2.6 Voorts is de voorzieningenrechter van oordeel dat zich in dit geval geen spoedeisende omstandigheden voor het treffen van een voorlopige voorziening voordoen als bedoeld in artikel 8:81 van de Awb. Daarbij overweegt de voorzieningenrechter dat inmiddels is gebleken dat er een echtscheidingsprocedure met betrekking tot het huwelijk van verzoeker in gang is gezet en dat aan de vrouw en de kinderen van verzoeker inmiddels wel een (voorschot op de) bijstandsuitkering is toegekend, zodat geen sprake meer is van de in het verzoek om voorlopige voorziening gestelde dreigende problemen voor het voorzien in het onderhoud van de kinderen van verzoekers gezin.

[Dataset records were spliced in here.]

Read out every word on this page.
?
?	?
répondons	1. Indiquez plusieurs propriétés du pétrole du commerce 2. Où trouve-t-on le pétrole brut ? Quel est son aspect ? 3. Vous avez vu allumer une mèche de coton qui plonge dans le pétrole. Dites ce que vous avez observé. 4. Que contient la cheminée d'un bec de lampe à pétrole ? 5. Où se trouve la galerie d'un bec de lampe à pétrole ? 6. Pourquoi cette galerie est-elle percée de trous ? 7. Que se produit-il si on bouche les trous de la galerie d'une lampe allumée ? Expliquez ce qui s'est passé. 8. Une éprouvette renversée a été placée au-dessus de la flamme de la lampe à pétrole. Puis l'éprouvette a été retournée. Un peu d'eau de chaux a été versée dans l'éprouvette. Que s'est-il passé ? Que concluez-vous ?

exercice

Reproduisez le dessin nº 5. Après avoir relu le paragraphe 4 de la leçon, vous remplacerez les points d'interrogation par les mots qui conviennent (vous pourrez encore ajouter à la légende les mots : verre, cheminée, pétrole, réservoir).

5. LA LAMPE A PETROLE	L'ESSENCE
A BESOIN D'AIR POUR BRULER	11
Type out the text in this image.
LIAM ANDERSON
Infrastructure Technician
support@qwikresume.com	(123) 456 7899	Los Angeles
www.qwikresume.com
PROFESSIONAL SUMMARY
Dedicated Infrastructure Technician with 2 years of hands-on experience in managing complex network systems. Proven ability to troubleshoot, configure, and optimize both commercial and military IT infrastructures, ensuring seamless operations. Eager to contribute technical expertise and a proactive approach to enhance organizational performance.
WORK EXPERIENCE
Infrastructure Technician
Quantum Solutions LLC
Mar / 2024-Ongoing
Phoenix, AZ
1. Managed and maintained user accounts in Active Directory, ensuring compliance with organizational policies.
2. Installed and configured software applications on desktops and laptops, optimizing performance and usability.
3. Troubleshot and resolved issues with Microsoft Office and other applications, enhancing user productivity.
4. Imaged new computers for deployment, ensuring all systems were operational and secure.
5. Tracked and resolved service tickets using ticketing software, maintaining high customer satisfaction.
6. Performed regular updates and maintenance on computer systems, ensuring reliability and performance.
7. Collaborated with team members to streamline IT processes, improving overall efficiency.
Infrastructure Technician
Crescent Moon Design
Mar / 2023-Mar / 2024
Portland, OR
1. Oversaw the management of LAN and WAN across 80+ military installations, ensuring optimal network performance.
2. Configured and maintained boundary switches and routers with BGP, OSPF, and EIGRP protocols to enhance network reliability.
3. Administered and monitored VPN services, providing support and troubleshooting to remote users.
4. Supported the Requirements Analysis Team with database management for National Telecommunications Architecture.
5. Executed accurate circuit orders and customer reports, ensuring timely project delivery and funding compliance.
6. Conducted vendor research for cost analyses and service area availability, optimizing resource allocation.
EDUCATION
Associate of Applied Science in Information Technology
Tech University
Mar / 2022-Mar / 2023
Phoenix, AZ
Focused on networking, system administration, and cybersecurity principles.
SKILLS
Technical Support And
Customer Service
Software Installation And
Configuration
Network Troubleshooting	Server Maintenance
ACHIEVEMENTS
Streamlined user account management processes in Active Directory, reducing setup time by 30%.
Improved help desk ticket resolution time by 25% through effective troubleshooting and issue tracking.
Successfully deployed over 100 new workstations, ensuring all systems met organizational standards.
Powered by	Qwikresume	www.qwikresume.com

Het belang van verzoeker bij een bijstandsuitkering voor hemzelf weegt in de gegeven omstandigheden niet op tegen het onder 2.3 genoemde restitutierisico. Daarbij wordt nog opgemerkt dat verzoeker de door hem verzwegen inkomsten niet heeft ontkend, zodat wat dat betreft de schending van de inlichtingenplicht in ieder geval vaststaat, en dat er voorshands geen aanleiding is om het onderzoek naar de woning van verzoeker in Marokko onvoldoende of onjuist te achten. Daarbij is het ook aan verzoeker zelf om in deze omstandigheden waarin hij veel heeft verzwegen aan verweerder, duidelijkheid over een en ander te verschaffen. Overigens had verzoeker (in ieder geval) al vanaf 30 oktober 2003, toen verweerder zijn recht op bijstand heeft opgeschort, bekend kunnen zijn met de problemen omtrent zijn bijstandsuitkering, zodat hij wat dat betreft al behoorlijke wat tijd gehad heeft om met meer informatie ter zake te komen. Voorshands is onvoldoende gebleken dat de recente aardbeving in Marokko een zodanige invloed op het betreffende perceel met bebouwing heeft gehad, dat daaraan geen substantiële waarde meer zou kunnen worden toegekend.
2.7 Gelet op het voorgaande ziet de voorzieningenrechter geen aanleiding voor het treffen van een voorlopige voorziening.
2.8. Voor een veroordeling van verweerder in de proceskosten van verzoeker zijn derhalve ook geen termen aanwezig.
3. BESLISSING
De voorzieningenrechter:
wijst het verzoek om een voorlopige voorziening af.
Aldus vastgesteld door mr. V.M.M. van Amstel, voorzieningenrechter, en in het openbaar uitgesproken op 16 maart 2004.